Le elezioni “primarie” del 14 Ottobre (anche se, a rigore, non si tratta di vere primarie, in quanto non ci sono da scegliere dei candidati per successive elezioni , ma da eleggere i Segretari nazionale e regionali ed i membri delle rispettive Assemblee costituenti del Partito Democratico) rappresentano indiscutibilmente un fatto nuovo e di grande importanza nel panorama politico nazionale.


Prende avvio infatti il processo costituente di un nuovo partito (e, si spera, di un partito nuovo), che nasce dallo scioglimento di DS e Margherita e che realizza, a distanza di oltre dieci anni, il progetto dell’Ulivo.


Un fatto aggregativo, di per sé in controtendenza rispetto alla frammentazione crescente del sistema politico italiano, forse l’ultima occasione possibile per riavvicinare i cittadini alla politica e per contrastare le pulsioni “antipolitiche” assai diffuse tra i cittadini stessi.


L’esito non è affatto scontato. Il P.D. infatti, fin dalla fase costituente, dovrà mostrare, sia nei contenuti che nei modi della sua azione politica, di saper comprendere e dare risposta alla domanda di buona politica che nasce dal paese, espressa magari in modo sguaiato e volgare dal “Grillo parlante” e tuttavia ineludibile.


E’ allora importante partecipare numerosi il 14 Ottobre, dichiarando così la propria volontà di partecipare a costruire un Partito davvero autenticamente Democratico, sperando che questa volontà trovi un riscontro positivo.


Va bene votare, ma per chi?


Qui cominciano i primi problemi. Intanto perché è stato deciso che si svolgano contemporaneamente le elezioni del livello nazionale e regionale, che, in quanto distinte e non collegate rigidamente attraverso candidature che si sostengano reciprocamente, avrebbero potuto svolgersi in momenti diversi.


Detto ciò, quello che si è verificato è stata la candidatura nazionale di Veltroni (e di Franceschini come vice), attorno alla quale i DS hanno fatto blocco e dalla quale, in cascata, sono state proposte candidature regionali (da noi quella di Salvatore Caronna) frutto di accordi e di spartizioni decise a livello nazionale dalle segreterie dei due partiti fondatori. A tale metodo, che rischiava di produrre a tutti i livelli candidati unici eletti con voto plebiscitario, si sono opposti prima Rosy Bindi e poi Enrico Letta, le cui candidature nazionali hanno poi suscitato, a scala regionale, altri candidati (in Emilia-Romagna, Antonio La Forgia e Palma Costi).

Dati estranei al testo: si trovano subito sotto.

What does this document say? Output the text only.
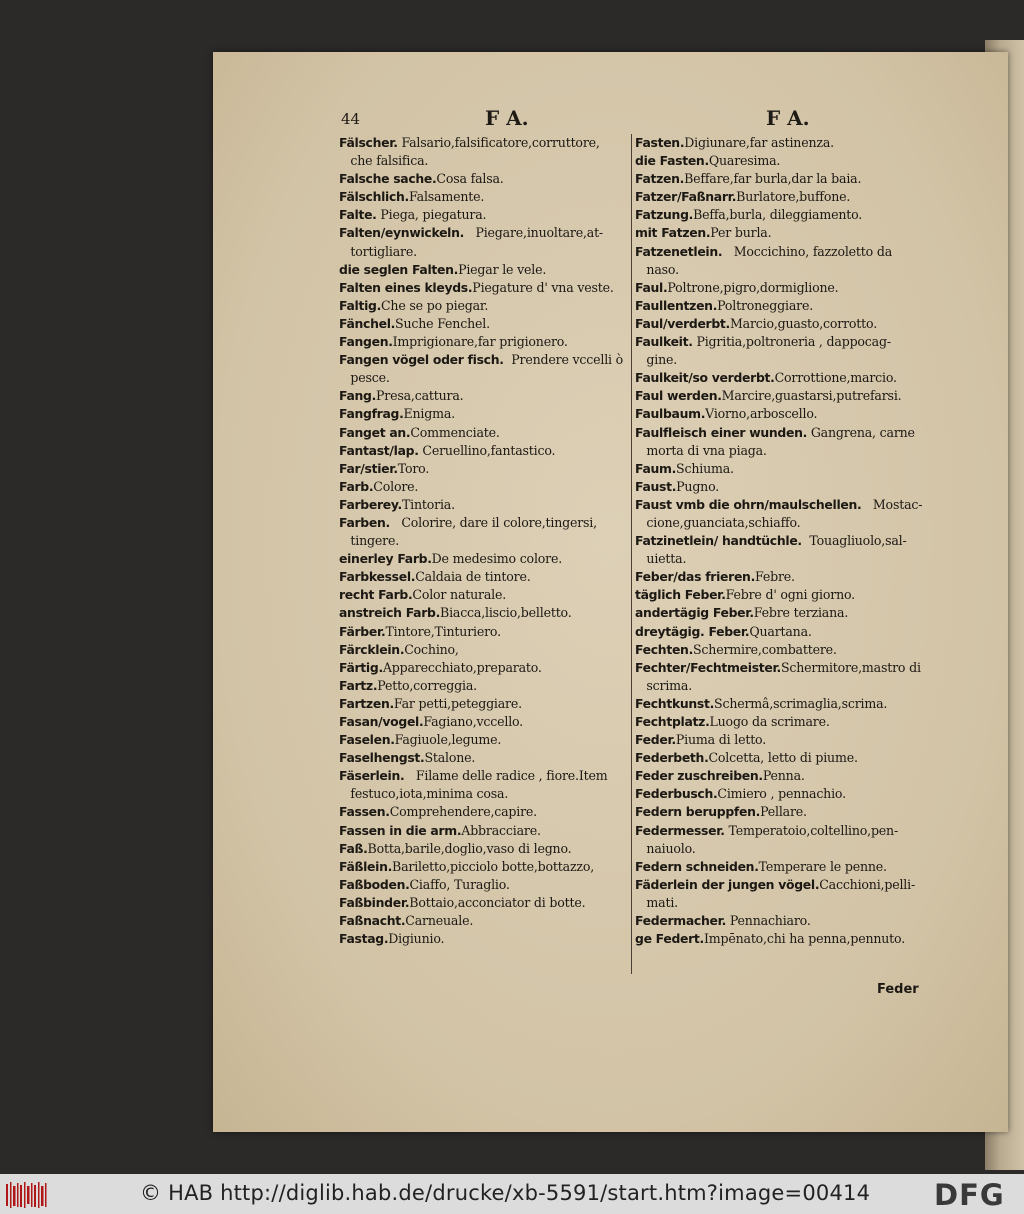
44	F A.	F A.

Fälscher. Falsario,falsificatore,corruttore,
che falsifica.

Falsche sache.Cosa falsa.

Fälschlich.Falsamente.

Falte. Piega, piegatura.

Falten/eynwickeln.   Piegare,inuoltare,at-
tortigliare.

die seglen Falten.Piegar le vele.

Falten eines kleyds.Piegature d' vna veste.

Faltig.Che se po piegar.

Fänchel.Suche Fenchel.

Fangen.Imprigionare,far prigionero.

Fangen vögel oder fisch.  Prendere vccelli ò
pesce.

Fang.Presa,cattura.

Fangfrag.Enigma.

Fanget an.Commenciate.

Fantast/lap. Ceruellino,fantastico.

Far/stier.Toro.

Farb.Colore.

Farberey.Tintoria.

Farben.   Colorire, dare il colore,tingersi,
tingere.

einerley Farb.De medesimo colore.

Farbkessel.Caldaia de tintore.

recht Farb.Color naturale.

anstreich Farb.Biacca,liscio,belletto.

Färber.Tintore,Tinturiero.

Färcklein.Cochino,

Färtig.Apparecchiato,preparato.

Fartz.Petto,correggia.

Fartzen.Far petti,peteggiare.

Fasan/vogel.Fagiano,vccello.

Faselen.Fagiuole,legume.

Faselhengst.Stalone.

Fäserlein.   Filame delle radice , fiore.Item
festuco,iota,minima cosa.

Fassen.Comprehendere,capire.

Fassen in die arm.Abbracciare.

Faß.Botta,barile,doglio,vaso di legno.

Fäßlein.Bariletto,picciolo botte,bottazzo,

Faßboden.Ciaffo, Turaglio.

Faßbinder.Bottaio,acconciator di botte.

Faßnacht.Carneuale.

Fastag.Digiunio.

Fasten.Digiunare,far astinenza.

die Fasten.Quaresima.

Fatzen.Beffare,far burla,dar la baia.

Fatzer/Faßnarr.Burlatore,buffone.

Fatzung.Beffa,burla, dileggiamento.

mit Fatzen.Per burla.

Fatzenetlein.   Moccichino, fazzoletto da
naso.

Faul.Poltrone,pigro,dormiglione.

Faullentzen.Poltroneggiare.

Faul/verderbt.Marcio,guasto,corrotto.

Faulkeit. Pigritia,poltroneria , dappocag-
gine.

Faulkeit/so verderbt.Corrottione,marcio.

Faul werden.Marcire,guastarsi,putrefarsi.

Faulbaum.Viorno,arboscello.

Faulfleisch einer wunden. Gangrena, carne
morta di vna piaga.

Faum.Schiuma.

Faust.Pugno.

Faust vmb die ohrn/maulschellen.   Mostac-
cione,guanciata,schiaffo.

Fatzinetlein/ handtüchle.  Touagliuolo,sal-
uietta.

Feber/das frieren.Febre.

täglich Feber.Febre d' ogni giorno.

andertägig Feber.Febre terziana.

dreytägig. Feber.Quartana.

Fechten.Schermire,combattere.

Fechter/Fechtmeister.Schermitore,mastro di
scrima.

Fechtkunst.Schermâ,scrimaglia,scrima.

Fechtplatz.Luogo da scrimare.

Feder.Piuma di letto.

Federbeth.Colcetta, letto di piume.

Feder zuschreiben.Penna.

Federbusch.Cimiero , pennachio.

Federn beruppfen.Pellare.

Federmesser. Temperatoio,coltellino,pen-
naiuolo.

Federn schneiden.Temperare le penne.

Fäderlein der jungen vögel.Cacchioni,pelli-
mati.

Federmacher. Pennachiaro.

ge Federt.Impēnato,chi ha penna,pennuto.

Feder
© HAB http://diglib.hab.de/drucke/xb-5591/start.htm?image=00414 DFG
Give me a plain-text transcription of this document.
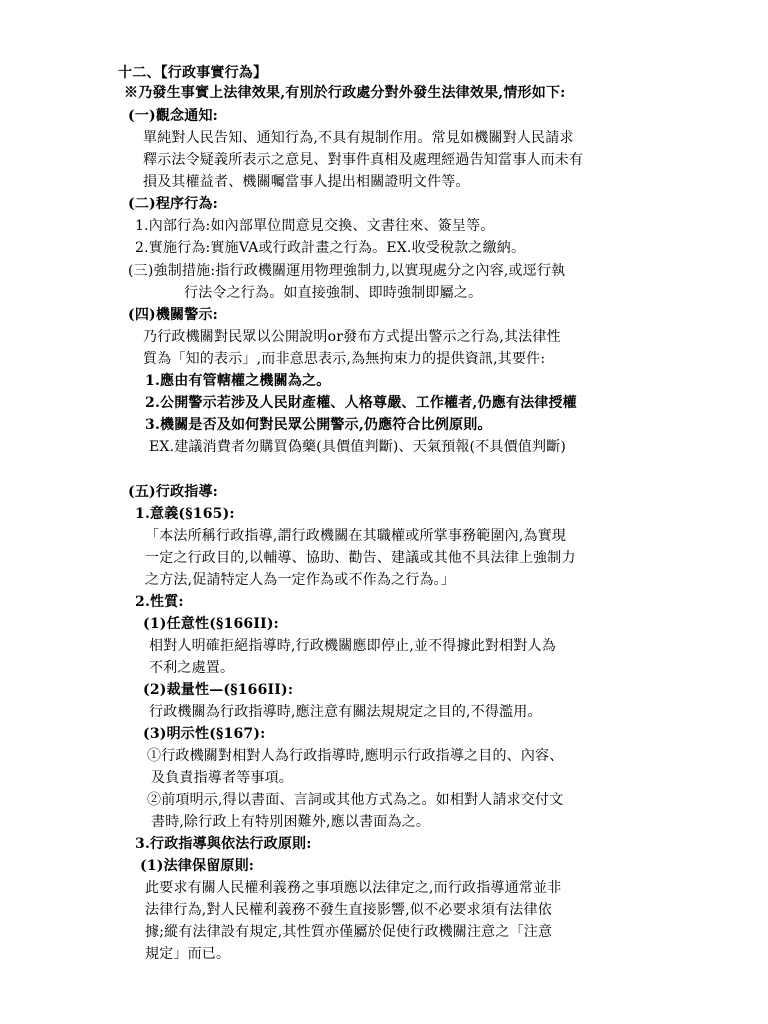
十二、【行政事實行為】
※乃發生事實上法律效果,有別於行政處分對外發生法律效果,情形如下:
(一)觀念通知:
單純對人民告知、通知行為,不具有規制作用。常見如機關對人民請求
釋示法令疑義所表示之意見、對事件真相及處理經過告知當事人而未有
損及其權益者、機關囑當事人提出相關證明文件等。
(二)程序行為:
1.內部行為:如內部單位間意見交換、文書往來、簽呈等。
2.實施行為:實施VA或行政計畫之行為。EX.收受稅款之繳納。
(三)強制措施:指行政機關運用物理強制力,以實現處分之內容,或逕行執
行法令之行為。如直接強制、即時強制即屬之。
(四)機關警示:
乃行政機關對民眾以公開說明or發布方式提出警示之行為,其法律性
質為「知的表示」,而非意思表示,為無拘束力的提供資訊,其要件:
1.應由有管轄權之機關為之。
2.公開警示若涉及人民財產權、人格尊嚴、工作權者,仍應有法律授權
3.機關是否及如何對民眾公開警示,仍應符合比例原則。
EX.建議消費者勿購買偽藥(具價值判斷)、天氣預報(不具價值判斷)
(五)行政指導:
1.意義(§165):
「本法所稱行政指導,謂行政機關在其職權或所掌事務範圍內,為實現
一定之行政目的,以輔導、協助、勸告、建議或其他不具法律上強制力
之方法,促請特定人為一定作為或不作為之行為。」
2.性質:
(1)任意性(§166II):
相對人明確拒絕指導時,行政機關應即停止,並不得據此對相對人為
不利之處置。
(2)裁量性—(§166II):
行政機關為行政指導時,應注意有關法規規定之目的,不得濫用。
(3)明示性(§167):
①行政機關對相對人為行政指導時,應明示行政指導之目的、內容、
及負責指導者等事項。
②前項明示,得以書面、言詞或其他方式為之。如相對人請求交付文
書時,除行政上有特別困難外,應以書面為之。
3.行政指導與依法行政原則:
(1)法律保留原則:
此要求有關人民權利義務之事項應以法律定之,而行政指導通常並非
法律行為,對人民權利義務不發生直接影響,似不必要求須有法律依
據;縱有法律設有規定,其性質亦僅屬於促使行政機關注意之「注意
規定」而已。
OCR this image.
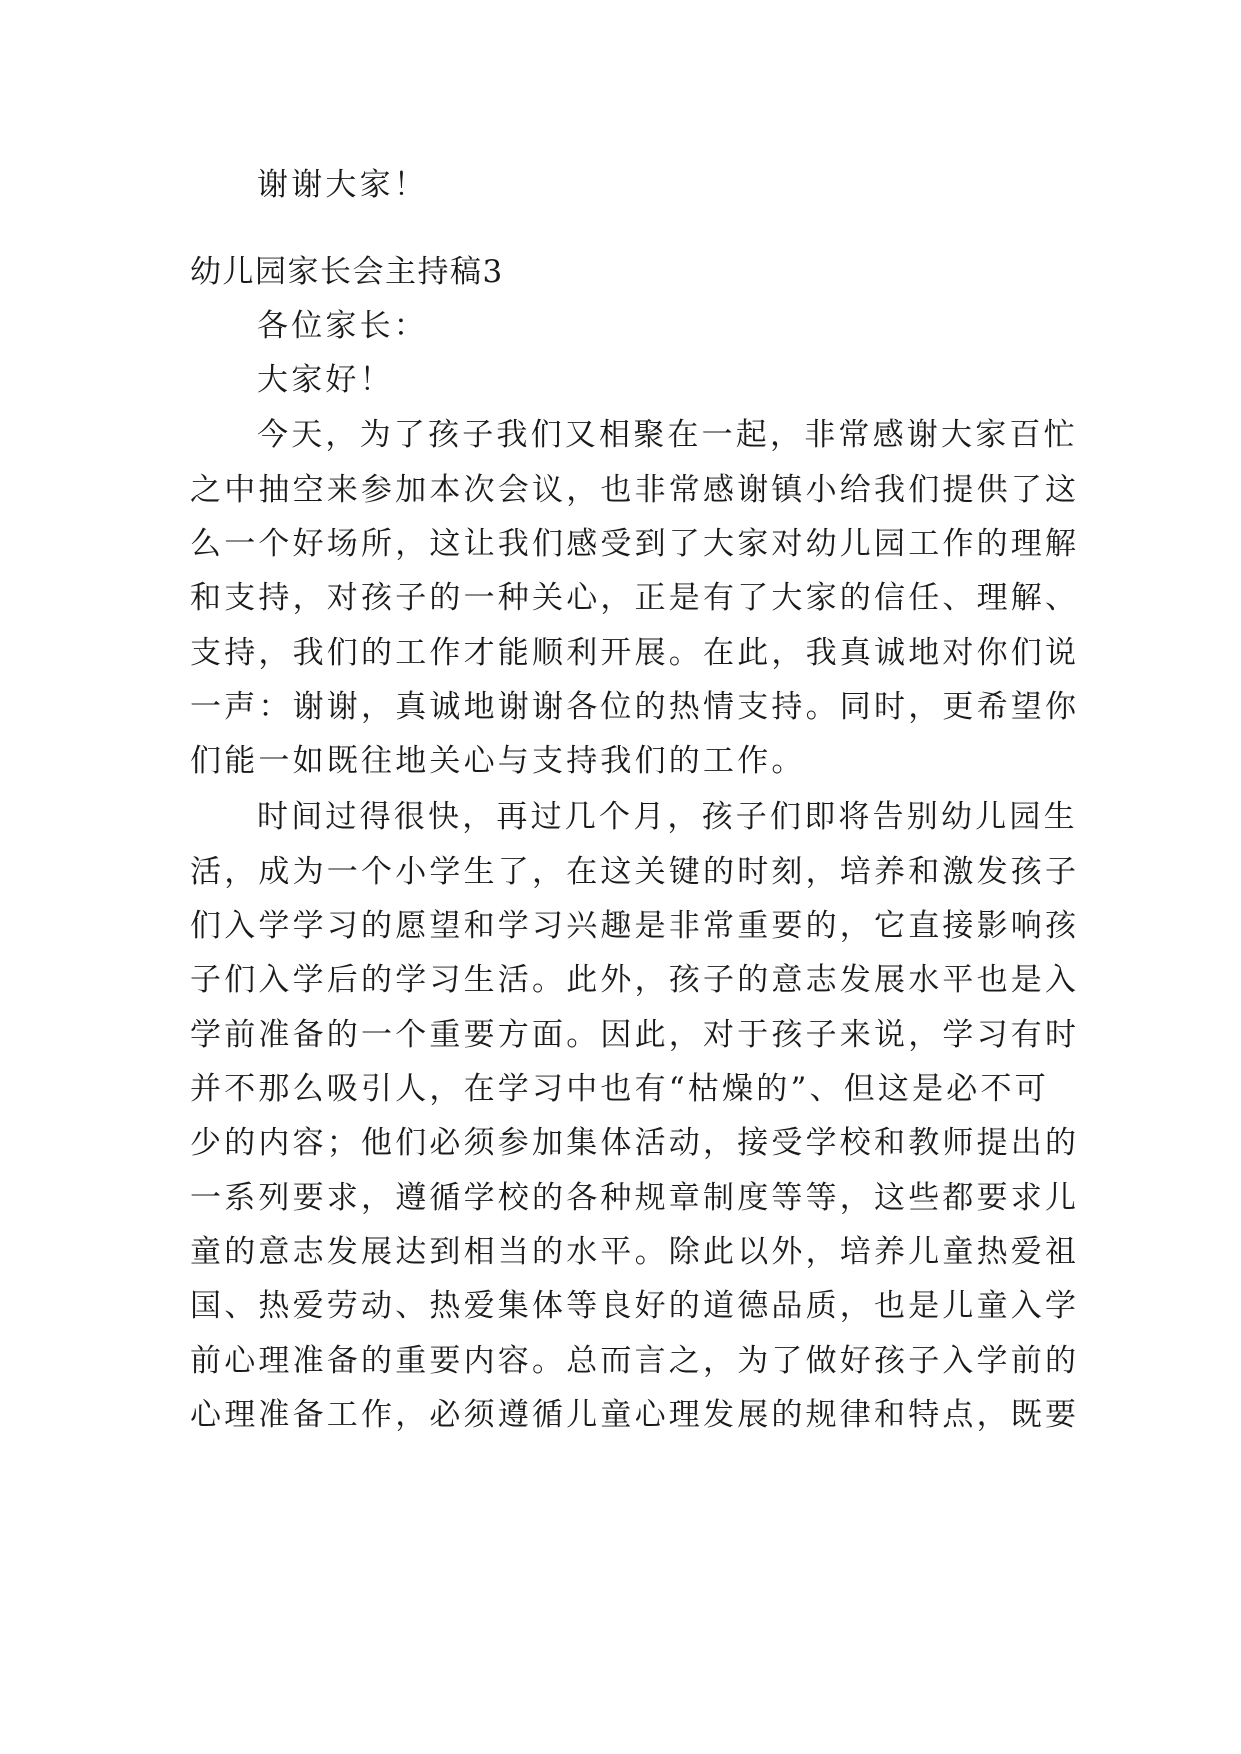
谢谢大家！
幼儿园家长会主持稿3
各位家长：
大家好！
今天，为了孩子我们又相聚在一起，非常感谢大家百忙
之中抽空来参加本次会议，也非常感谢镇小给我们提供了这
么一个好场所，这让我们感受到了大家对幼儿园工作的理解
和支持，对孩子的一种关心，正是有了大家的信任、理解、
支持，我们的工作才能顺利开展。在此，我真诚地对你们说
一声：谢谢，真诚地谢谢各位的热情支持。同时，更希望你
们能一如既往地关心与支持我们的工作。
时间过得很快，再过几个月，孩子们即将告别幼儿园生
活，成为一个小学生了，在这关键的时刻，培养和激发孩子
们入学学习的愿望和学习兴趣是非常重要的，它直接影响孩
子们入学后的学习生活。此外，孩子的意志发展水平也是入
学前准备的一个重要方面。因此，对于孩子来说，学习有时
并不那么吸引人，在学习中也有“枯燥的”、但这是必不可
少的内容；他们必须参加集体活动，接受学校和教师提出的
一系列要求，遵循学校的各种规章制度等等，这些都要求儿
童的意志发展达到相当的水平。除此以外，培养儿童热爱祖
国、热爱劳动、热爱集体等良好的道德品质，也是儿童入学
前心理准备的重要内容。总而言之，为了做好孩子入学前的
心理准备工作，必须遵循儿童心理发展的规律和特点，既要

Ora è chiaro che stiamo parlando di candidati tutti autorevoli e degni, dei quali non si discutono le capacità e l’idoneità a guidare il partito in questa prima fase della sua vita. Così come è chiaro che, esaurita la fase costituente top-down, il P.D. dovrà definire i propri assetti attraverso momenti congressuali bottom-up. E tuttavia, dovendo esprimere una scelta, debbo dire che non mi è piaciuto il processo verticistico e bloccato che ha accompagnato le candidature Veltroni-Caronna ed anche la formazione delle rispettive liste, certamente tutte formate da degne persone ma decise dall’alto, secondo modalità poco trasparenti e nelle quali sia il rimescolamento DS-Margherita, sia la presenza di esponenti della società civile non è il risultato di moti spontanei e volontari ma di scelte studiate, dosate e programmate a tavolino.


Si sarebbe dovuto dare maggiore spazio e respiro al lavoro di promozione del Partito Democratico da parte dei comitati di territorio, nei quali si è realizzata da tempo quella conoscenza, quella fiducia reciproca e quella collaborazione tra militanti dei D.S. e della Margherita (penso ad esempio alla realtà del quartiere S.Donato, dove vivo da quasi quarant'anni) che poteva e, mi auguro, potrà realizzare la matrice ulivista del nuovo partito.


Ecco perché la mia preferenza va, in questa fase, alla Bindi ed a La Forgia, non tanto per ragioni di contenuto delle proposte politiche (sulle quali in verità non c’è stata molta enfasi da parte di nessuno, il che è anche comprensibile: non stiamo parlando di programmi alternativi e contrapposti di avversari politici ma di sensibilità e storie diverse destinate alla fine, speriamo, ad incontrarsi ed a collaborare) ma perché intanto hanno offerto un’alternativa all’unanimismo e, soprattutto, perché le loro liste sono il risultato di vere primarie, magari un po’ artigianali e frettolose ma che hanno comunque dato la possibilità a gente nuova di farsi avanti, di dichiarare la propria disponibilità ad impegnarsi e di sottoporsi all’esame del voto.


Di questo la stampa ha parlato pochissimo, mentre si tratta di un aspetto politicamente assai rilevante, dal momento che le primarie, nel P.D., dovrebbero essere il modo normale di selezione delle candidature.


Per quanto mi riguarda ho deciso di non candidarmi, nemmeno con una collocazione in fondo alle liste, e ciò per diversi motivi.


Innanzitutto penso che chi ha già un impegno istituzionale debba concentrarsi su di esso, senza essere indifferente alle vicende di partito, ma testimoniando, nei fatti, la distinzione tra i due livelli.


In secondo luogo credo che in questa fase, nella quale si tratta di costruire un partito nuovo, si debba lasciare spazio ai giovani ed a chi non appartiene al "ceto politico": forse così sarà più facile che la domanda di novità che nasce dal paese trovi riscontro nell'identità e nello stile del Partito Democratico.


Non si tratta comunque di un disimpegno o di una rinuncia ad assumere responsabilità future, se esse saranno confortate da indicazioni che nascono dal basso e non da investiture contrattate ai vertici.